Poland fans angry at eagle omission
Poland football supporters are enraged and even the nation's president is demanding an explanation after the national emblem of an eagle disappeared recently from the national team jerseys.
The new jerseys bearing a variant of the football association's logo and Nike's symbol debuted in the Poland-Italy friendly last Friday.
Tens of thousands of angry fans chanted ''Where is the Eagle?'' to voice their displeasure, and to demand the return of the long-used national emblem: A crowned white eagle against a red background.
The clearly visible emblem features on jerseys of all athletes representing Poland.
It has been replaced on the football jerseys with a less visible red-and-yellow emblem that joins a crowned eagle and a football in an artistic way.
President Bronislaw Komorowski wants an explanation from the Polish Football Association.
He called the traditional eagle emblem a ''well known, well liked and loved symbol,'' and said the association should have thought twice before retiring it.

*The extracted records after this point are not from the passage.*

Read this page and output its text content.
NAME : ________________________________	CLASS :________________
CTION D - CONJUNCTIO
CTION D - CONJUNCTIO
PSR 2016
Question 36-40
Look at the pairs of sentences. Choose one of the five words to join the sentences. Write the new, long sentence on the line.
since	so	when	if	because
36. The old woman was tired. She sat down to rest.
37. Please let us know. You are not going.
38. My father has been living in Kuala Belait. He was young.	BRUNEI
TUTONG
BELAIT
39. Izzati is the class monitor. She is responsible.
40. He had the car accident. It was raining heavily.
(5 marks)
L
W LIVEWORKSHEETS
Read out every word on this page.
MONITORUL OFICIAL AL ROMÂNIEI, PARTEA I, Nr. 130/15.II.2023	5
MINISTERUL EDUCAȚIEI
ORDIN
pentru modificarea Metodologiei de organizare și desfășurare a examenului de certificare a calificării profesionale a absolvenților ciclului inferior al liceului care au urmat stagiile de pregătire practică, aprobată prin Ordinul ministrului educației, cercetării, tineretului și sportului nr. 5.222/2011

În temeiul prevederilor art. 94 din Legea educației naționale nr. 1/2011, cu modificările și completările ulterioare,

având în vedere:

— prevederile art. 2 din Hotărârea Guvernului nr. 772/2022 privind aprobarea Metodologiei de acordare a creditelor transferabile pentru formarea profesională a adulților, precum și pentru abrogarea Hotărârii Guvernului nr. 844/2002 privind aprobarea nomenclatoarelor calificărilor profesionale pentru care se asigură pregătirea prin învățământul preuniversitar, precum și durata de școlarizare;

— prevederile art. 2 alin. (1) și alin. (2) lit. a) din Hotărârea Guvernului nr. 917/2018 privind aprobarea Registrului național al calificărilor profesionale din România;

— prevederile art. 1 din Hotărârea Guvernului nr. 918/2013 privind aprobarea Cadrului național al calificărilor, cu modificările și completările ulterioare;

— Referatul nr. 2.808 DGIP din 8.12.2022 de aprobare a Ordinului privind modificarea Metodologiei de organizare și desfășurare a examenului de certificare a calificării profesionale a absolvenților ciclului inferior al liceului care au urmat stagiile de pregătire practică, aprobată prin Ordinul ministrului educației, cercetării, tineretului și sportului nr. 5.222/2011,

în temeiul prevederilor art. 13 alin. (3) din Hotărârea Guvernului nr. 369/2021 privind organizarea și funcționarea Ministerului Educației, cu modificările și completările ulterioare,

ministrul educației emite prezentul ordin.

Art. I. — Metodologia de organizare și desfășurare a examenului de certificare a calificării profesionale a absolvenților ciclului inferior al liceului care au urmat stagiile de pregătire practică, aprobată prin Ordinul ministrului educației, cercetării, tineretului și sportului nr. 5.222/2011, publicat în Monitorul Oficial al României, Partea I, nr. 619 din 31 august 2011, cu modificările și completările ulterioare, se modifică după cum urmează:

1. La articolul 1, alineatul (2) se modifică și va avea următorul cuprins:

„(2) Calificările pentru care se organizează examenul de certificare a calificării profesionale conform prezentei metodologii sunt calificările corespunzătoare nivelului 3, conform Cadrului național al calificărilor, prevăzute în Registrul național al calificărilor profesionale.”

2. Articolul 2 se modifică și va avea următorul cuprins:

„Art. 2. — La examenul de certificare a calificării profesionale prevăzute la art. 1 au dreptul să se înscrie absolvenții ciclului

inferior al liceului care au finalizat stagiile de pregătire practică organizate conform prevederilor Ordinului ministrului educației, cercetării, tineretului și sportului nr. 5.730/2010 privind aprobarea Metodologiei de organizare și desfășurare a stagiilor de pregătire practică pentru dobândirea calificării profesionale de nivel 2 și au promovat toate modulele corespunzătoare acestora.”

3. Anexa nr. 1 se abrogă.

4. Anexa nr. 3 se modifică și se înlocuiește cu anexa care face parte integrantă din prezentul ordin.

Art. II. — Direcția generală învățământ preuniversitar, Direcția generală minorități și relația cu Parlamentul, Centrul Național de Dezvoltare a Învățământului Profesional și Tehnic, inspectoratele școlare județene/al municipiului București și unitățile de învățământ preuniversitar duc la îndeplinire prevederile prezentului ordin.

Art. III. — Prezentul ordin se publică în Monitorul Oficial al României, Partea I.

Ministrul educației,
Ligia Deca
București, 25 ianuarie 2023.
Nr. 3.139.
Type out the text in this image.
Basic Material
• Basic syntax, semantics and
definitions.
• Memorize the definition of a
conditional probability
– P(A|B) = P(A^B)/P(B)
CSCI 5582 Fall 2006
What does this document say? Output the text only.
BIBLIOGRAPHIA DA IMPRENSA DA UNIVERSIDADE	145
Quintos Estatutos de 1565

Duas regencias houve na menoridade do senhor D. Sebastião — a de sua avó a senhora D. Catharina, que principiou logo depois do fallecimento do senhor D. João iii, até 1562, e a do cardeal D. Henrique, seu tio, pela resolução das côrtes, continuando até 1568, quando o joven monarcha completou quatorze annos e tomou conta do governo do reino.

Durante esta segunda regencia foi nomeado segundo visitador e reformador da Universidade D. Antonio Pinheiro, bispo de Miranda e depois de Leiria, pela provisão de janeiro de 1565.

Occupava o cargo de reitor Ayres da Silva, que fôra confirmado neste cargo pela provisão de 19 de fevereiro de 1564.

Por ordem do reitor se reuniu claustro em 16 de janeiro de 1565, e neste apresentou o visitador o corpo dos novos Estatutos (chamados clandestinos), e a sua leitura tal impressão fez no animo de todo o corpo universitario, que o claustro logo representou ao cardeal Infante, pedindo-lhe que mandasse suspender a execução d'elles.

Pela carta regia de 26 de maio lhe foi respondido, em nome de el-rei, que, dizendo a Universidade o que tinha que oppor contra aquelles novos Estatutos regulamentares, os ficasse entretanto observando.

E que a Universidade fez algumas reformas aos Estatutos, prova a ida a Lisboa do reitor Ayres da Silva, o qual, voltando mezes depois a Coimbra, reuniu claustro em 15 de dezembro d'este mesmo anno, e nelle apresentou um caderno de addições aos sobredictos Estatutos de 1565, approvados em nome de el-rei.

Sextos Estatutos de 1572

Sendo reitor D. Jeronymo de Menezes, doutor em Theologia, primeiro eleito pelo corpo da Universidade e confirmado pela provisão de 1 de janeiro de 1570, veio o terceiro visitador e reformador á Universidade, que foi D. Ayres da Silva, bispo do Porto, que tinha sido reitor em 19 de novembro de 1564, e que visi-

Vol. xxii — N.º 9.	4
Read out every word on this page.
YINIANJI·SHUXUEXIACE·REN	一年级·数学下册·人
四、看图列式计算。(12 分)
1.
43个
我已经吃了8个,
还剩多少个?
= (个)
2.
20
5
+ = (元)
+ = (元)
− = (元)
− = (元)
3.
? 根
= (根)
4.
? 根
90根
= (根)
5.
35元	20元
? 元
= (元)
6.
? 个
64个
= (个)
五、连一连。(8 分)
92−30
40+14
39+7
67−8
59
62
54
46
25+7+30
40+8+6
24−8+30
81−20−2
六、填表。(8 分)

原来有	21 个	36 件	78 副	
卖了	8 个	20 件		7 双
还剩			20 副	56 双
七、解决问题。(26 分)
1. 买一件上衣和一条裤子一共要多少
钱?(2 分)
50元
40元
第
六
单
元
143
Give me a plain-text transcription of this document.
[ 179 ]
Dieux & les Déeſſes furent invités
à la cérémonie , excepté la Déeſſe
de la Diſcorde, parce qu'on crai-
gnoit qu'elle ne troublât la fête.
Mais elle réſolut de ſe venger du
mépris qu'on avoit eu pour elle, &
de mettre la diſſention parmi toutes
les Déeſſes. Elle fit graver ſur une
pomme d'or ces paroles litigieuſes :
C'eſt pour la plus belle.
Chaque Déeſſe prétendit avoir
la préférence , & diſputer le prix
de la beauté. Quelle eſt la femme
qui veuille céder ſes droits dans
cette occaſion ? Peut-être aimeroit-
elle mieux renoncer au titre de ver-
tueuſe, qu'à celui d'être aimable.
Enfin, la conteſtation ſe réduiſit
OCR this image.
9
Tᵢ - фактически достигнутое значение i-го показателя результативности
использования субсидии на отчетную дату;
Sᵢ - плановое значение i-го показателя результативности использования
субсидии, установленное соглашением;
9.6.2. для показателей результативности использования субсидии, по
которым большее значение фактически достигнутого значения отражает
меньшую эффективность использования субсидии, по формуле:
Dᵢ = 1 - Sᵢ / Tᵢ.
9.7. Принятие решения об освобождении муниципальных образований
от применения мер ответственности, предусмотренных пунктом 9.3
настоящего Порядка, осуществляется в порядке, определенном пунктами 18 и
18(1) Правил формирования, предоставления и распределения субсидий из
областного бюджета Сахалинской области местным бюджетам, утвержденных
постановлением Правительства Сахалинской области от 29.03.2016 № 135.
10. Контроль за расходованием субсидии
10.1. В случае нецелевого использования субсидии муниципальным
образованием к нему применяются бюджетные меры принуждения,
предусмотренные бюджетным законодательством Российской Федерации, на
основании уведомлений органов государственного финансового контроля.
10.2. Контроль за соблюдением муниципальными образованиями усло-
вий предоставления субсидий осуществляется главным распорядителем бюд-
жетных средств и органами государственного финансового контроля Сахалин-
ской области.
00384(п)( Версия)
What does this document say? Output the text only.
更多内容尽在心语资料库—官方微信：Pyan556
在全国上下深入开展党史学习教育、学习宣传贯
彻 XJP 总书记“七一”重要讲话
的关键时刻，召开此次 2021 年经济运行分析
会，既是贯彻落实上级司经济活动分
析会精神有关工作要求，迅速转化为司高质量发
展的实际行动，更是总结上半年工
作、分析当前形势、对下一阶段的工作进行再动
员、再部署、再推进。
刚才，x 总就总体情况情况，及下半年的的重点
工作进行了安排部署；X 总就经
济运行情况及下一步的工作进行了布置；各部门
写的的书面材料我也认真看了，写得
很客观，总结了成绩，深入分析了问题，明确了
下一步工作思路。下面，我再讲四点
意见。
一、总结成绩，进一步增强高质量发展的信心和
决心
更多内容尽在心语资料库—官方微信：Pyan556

Nothing unites Poles better than the ''Polish crowned eagle, the white eagle,'' he said.
Poland will wear the new jerseys again in a friendly against Hungary on Tuesday in Poznan.
The association has cited marketing rights for the change made when ordering jerseys from Nike ahead of Euro 2012, which Poland will co-host with Ukraine.
Piotr Golos, the association marketing director, said other national teams are switching to association logos and that the national badge entailed legal and marketing limitations.
Neither side would reveal details of the association's deal with Nike, but the sports daily Przeglad Sportowy said the association was to receive €1.5 million ($2 million) from the sale of team-related wear and equipment.
News reports suggested that, under pressure from disgruntled fans, the association will discuss the matter during its annual convention on Nov. 25.
Though the jerseys offend national sensibilities, they are touted as being environmentally friendly. Nike spokesman Maciej Lason says they are made from recycled plastic bottles. Eight bottles are used for every shirt and five bottles for each pair of shorts.
He would not say how many kits are to be made.